There are a few relevant posts
Error in proof that submodules of f.g. modules are f.g.
Specific proof that any finitely generated $R$-module over a Noetherian ring is Noetherian.
Finitely generated modules over a Noetherian ring are Noetherian
I'm trying to straighten out noetherianess and finite generation in my brain. So, say $M$ is a finitely generated left $R$-module.
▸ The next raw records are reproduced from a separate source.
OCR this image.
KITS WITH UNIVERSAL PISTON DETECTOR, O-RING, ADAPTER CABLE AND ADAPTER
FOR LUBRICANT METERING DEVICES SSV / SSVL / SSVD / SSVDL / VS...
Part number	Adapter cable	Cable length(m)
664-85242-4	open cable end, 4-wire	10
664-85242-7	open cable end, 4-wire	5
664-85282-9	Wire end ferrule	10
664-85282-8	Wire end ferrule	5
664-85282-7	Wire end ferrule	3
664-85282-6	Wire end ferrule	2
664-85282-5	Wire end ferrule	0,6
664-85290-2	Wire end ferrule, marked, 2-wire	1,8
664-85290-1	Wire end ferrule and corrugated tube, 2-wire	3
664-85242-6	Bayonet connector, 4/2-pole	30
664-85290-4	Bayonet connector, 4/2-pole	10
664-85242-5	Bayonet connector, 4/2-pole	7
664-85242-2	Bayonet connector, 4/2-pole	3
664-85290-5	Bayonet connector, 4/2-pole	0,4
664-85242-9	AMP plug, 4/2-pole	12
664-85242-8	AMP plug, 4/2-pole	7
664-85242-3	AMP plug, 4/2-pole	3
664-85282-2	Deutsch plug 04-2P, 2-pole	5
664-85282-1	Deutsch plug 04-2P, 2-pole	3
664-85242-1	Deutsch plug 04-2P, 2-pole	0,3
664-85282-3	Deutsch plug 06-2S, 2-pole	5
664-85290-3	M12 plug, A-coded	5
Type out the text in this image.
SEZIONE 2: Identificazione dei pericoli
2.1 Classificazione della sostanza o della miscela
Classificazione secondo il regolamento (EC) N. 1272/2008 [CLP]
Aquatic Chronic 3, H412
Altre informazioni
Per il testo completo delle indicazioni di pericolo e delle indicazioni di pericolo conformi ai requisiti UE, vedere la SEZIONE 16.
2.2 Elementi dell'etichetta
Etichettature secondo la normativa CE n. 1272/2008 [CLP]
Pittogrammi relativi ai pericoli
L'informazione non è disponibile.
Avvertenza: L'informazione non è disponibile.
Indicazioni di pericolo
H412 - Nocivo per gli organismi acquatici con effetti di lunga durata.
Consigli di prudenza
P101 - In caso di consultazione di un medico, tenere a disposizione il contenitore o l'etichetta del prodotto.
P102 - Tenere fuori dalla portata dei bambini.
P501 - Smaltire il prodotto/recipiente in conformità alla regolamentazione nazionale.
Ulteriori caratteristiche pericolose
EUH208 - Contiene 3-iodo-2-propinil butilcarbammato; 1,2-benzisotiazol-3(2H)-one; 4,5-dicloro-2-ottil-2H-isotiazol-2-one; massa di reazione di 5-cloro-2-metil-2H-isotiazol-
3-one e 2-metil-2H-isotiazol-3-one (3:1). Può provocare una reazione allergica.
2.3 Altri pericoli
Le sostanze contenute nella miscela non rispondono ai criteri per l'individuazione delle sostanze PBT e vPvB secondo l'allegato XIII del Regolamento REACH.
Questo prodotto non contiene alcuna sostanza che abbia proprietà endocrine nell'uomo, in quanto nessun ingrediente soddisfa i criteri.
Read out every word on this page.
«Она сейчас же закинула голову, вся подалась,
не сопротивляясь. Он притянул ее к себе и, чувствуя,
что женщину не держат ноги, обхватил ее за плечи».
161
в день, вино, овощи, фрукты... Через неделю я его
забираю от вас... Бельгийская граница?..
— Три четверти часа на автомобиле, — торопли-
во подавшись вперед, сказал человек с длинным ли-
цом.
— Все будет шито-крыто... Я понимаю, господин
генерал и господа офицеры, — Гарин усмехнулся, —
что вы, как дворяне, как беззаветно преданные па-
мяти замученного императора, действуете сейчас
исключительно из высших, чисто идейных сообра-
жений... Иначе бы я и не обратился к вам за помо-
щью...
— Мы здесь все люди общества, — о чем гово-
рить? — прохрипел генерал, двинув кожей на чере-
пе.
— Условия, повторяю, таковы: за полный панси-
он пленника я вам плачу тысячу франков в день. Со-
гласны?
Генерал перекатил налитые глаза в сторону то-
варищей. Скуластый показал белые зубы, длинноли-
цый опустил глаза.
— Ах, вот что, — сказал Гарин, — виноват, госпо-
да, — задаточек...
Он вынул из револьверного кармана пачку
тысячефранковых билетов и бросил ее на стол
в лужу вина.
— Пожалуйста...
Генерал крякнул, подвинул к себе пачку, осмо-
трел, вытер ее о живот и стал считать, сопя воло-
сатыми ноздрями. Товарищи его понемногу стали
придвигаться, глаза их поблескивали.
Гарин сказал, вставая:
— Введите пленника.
That is
$$M=Rm_1 + \dots + Rm_k$$
Then it feels to me that every submodule ought to be f.g. since for any chain
$$0=N_0 \subset N_1 \subset \dots \subset N_n \subset \dots $$
We have $M = \bigcup N_j$ and so each $m_i$ has to appear in $N_i$ for some $i$. We can use this to conclude finite generation. Then, since every submodule if f.g. we can conclude that $M$ is noetherian. This is incorrect but I'm having trouble understanding why despite going through other posts.
Then, knowing the above is incorrect, it would suffice to show that, in particular,
$$R + R$$
is noetherian (then it would follow for any finite sum by induction). So, given any chain of submodules (which will look like the sum of submodules of $R$) we will have something like
$$0 \subset N_1 + N'_1 \subset \dots $$
and so we can first stabilize the chain
$$N_1 \subset \dots $$
since it is a chain of submodules in $R$ and similarly for the $N'$ and so the whole chain above must stabilize. Then, given this, there is clearly a map from $R \to M$ which is an isomorphism which would give the result?
Best Answer
$$M=Rm_1 + \dots + Rm_k$$
Then it feels to me that every submodule ought to be f.g. since for any chain
$$0=N_0 \subset N_1 \subset \dots \subset N_n \subset \dots $$
Wrong
We have $M = \bigcup N_j$ and so each $m_i$ has to appear in $N_i$.
We do not know that the union of any chain will be the entire module we are looking at. So we aren't able to apply that argument.